I’d like to address an element that has been bugging me for some time that can make or break a romance storyline. The thing is, all too often characters are purported to fall deeply in love with each other for no apparent reason and without ample time to even do so. Thus, there is a plot thread or even an entire novel wrapped around a relationship that has very little basis–which causes readers to care very little about the story. Admittedly, this has been a flaw in my own writing whenever I try to insert a romantic thread and have only recently discovered the true problem with boring, dispassionate love stories.

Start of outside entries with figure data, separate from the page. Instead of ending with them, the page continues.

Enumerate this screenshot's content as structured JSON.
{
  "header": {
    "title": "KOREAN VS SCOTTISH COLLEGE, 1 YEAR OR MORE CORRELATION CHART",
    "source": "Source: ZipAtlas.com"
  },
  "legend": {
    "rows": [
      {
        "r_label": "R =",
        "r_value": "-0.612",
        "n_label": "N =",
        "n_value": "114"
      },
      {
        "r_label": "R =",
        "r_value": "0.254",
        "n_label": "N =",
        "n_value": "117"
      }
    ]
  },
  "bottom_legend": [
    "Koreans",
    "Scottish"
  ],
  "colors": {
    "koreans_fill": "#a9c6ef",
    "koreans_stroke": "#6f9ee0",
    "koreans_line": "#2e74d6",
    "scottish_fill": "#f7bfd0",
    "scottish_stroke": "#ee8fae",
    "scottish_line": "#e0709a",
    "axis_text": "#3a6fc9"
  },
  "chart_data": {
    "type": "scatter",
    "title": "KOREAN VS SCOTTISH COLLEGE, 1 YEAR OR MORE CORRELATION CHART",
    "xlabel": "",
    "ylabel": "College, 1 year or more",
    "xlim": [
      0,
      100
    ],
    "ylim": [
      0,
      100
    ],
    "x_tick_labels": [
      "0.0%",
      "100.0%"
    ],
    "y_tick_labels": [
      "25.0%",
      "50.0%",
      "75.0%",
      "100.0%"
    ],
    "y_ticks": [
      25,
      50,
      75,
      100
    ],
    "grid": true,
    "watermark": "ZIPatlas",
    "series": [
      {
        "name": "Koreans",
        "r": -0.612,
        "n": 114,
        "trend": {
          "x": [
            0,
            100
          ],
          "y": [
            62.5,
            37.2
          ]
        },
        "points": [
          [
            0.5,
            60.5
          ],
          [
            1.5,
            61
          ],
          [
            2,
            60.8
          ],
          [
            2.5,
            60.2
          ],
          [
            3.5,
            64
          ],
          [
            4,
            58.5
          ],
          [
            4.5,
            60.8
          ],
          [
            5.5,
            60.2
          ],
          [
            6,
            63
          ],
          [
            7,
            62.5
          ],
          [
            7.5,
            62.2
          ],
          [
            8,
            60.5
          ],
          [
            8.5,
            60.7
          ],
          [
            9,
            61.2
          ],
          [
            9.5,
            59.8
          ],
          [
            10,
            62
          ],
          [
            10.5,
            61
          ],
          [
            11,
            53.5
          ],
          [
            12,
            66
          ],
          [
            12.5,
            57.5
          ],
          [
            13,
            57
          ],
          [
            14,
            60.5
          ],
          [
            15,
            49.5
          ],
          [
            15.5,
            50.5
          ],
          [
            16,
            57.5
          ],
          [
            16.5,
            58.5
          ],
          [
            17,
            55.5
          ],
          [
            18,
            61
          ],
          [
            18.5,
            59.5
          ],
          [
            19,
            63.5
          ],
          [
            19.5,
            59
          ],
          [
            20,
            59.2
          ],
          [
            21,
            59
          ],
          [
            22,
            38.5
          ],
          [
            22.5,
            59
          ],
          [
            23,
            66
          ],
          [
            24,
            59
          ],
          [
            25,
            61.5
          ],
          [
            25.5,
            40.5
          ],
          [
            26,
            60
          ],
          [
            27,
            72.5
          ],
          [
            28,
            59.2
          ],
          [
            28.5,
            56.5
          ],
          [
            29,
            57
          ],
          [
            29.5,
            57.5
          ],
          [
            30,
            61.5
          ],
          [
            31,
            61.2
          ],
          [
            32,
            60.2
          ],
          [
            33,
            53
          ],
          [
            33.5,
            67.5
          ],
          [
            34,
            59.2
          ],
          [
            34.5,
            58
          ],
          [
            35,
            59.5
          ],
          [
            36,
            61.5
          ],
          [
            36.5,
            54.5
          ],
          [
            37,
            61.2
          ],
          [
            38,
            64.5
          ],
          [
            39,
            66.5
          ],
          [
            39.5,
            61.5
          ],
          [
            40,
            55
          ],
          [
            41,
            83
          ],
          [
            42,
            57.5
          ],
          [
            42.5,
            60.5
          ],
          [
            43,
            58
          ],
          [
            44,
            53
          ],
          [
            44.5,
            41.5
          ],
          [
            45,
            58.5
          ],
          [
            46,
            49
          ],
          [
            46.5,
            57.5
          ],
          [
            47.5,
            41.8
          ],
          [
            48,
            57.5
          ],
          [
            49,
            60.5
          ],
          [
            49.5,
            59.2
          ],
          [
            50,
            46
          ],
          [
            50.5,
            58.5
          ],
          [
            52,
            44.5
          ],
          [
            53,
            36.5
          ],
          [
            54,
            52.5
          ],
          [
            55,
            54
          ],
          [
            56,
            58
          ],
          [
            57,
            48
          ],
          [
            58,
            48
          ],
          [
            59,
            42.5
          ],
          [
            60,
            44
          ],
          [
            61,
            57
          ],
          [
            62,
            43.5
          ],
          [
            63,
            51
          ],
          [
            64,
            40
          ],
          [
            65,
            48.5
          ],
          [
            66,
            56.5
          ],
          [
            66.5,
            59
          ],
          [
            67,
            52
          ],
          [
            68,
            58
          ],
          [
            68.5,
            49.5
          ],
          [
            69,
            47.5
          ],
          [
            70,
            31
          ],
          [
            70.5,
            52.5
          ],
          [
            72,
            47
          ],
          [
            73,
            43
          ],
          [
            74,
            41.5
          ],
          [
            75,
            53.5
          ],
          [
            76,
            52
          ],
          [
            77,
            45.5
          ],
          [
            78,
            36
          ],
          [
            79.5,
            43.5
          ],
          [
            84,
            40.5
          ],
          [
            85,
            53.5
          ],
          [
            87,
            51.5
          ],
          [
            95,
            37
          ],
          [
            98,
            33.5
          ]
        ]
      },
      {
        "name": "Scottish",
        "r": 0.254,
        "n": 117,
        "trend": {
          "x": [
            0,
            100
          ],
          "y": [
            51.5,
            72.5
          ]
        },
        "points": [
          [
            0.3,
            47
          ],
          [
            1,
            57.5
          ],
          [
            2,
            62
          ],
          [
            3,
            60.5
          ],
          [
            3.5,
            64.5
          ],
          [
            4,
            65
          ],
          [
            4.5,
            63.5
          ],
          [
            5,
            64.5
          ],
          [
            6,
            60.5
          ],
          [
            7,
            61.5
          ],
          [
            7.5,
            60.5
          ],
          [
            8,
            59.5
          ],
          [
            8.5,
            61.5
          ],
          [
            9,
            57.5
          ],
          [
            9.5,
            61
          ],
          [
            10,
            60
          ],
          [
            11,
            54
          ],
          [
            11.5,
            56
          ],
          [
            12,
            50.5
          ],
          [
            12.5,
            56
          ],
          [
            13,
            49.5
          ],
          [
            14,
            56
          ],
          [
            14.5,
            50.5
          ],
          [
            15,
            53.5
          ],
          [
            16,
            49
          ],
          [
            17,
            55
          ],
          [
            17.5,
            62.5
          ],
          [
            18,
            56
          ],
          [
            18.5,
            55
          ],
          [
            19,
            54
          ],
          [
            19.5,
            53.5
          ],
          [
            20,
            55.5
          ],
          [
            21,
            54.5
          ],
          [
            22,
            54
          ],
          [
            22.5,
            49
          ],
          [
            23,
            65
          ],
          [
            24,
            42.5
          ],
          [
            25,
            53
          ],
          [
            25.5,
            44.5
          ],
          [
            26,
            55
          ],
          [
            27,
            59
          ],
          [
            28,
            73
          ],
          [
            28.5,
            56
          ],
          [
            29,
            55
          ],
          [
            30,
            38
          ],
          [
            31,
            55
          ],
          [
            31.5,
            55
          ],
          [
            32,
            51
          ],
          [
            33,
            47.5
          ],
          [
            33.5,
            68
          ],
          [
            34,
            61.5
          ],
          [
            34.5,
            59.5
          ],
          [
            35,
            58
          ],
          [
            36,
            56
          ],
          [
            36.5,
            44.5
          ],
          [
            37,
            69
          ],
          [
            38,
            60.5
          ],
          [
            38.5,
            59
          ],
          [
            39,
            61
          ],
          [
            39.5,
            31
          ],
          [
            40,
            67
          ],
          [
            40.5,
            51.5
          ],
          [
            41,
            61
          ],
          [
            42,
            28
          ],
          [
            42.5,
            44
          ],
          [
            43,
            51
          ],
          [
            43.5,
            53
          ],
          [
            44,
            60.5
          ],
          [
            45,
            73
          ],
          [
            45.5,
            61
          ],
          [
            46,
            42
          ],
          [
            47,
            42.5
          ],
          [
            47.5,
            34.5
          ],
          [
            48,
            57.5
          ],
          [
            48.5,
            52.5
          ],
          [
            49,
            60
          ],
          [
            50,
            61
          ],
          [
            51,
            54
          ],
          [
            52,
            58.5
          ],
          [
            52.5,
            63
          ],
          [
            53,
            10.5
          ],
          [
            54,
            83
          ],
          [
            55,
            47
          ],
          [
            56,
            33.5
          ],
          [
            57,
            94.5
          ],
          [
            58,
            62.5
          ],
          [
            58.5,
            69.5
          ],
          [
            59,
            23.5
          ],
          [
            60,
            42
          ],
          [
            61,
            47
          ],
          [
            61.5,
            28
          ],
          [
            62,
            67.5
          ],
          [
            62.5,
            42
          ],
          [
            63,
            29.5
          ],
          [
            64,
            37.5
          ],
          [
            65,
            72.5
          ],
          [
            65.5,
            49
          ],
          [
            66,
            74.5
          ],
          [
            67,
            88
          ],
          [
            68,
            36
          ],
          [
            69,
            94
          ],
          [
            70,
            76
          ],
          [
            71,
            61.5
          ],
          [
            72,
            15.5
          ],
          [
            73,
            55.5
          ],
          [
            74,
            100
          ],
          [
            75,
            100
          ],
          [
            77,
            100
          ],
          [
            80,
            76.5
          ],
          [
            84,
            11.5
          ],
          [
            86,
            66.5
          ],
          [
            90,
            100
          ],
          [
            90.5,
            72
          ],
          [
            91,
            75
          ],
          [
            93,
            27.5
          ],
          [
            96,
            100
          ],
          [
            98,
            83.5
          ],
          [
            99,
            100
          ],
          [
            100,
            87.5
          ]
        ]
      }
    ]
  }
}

One of my all time favorite love stories is Pride and Prejudice. Why is this love story so provoking? Because Elizabeth and Mr. Darcy are just so perfect for each other–both are prideful, both hold prejudice against each other initially, both enjoy witty banter, both are stubborn and cynical, yet when they see virtue truly appreciate it. All of these things and more make them seem as though they were made for each other. When reading the book, we feel that Elizabeth could never love any man but Darcy, and vice versa. The King and I is another great example–both are interested in each other’s cultures, both want to better the world around them, and both have a very strong sense of “the way things should be.” As in Pride and Prejudice their similarities at first cause conflict but end up making the better understand and love each other. In both of these examples, the characters have attributes that make them complimentary to each other, the characters are complex enough that it is extremely unlikely any other pairing could work, and the two have gotten to know each other well enough to reveal their deepest attributes to each other.
If you still have difficulty giving your romantic pairing a good basis, it might help to forget about the romance element altogether for a moment and consider why any relationship is significant. What makes the parting of two best friends so sad? What makes a person away at college miss her family? What makes some siblings love spending time together? What makes a student remember a particular teacher all his life? The deepest of love stories don’t have as much to do with infatuation as they do a deep connection–someone who understands her better than anyone else, someone who makes him want to be of exemplary moral character, someone who makes her want to suck the marrow out of life, someone who makes him feel like he’s no longer an outcast of the world, etc. These type of connections don’t often happen and go much deeper than just someone to hang out with who has a few things in common.
Your romantic storyline will fall flat and fail to impassion if two characters suddenly “fall in love” without explanation, reason, or build-up; however, you can enthrall readers when you give a strong basis for why your characters are in love.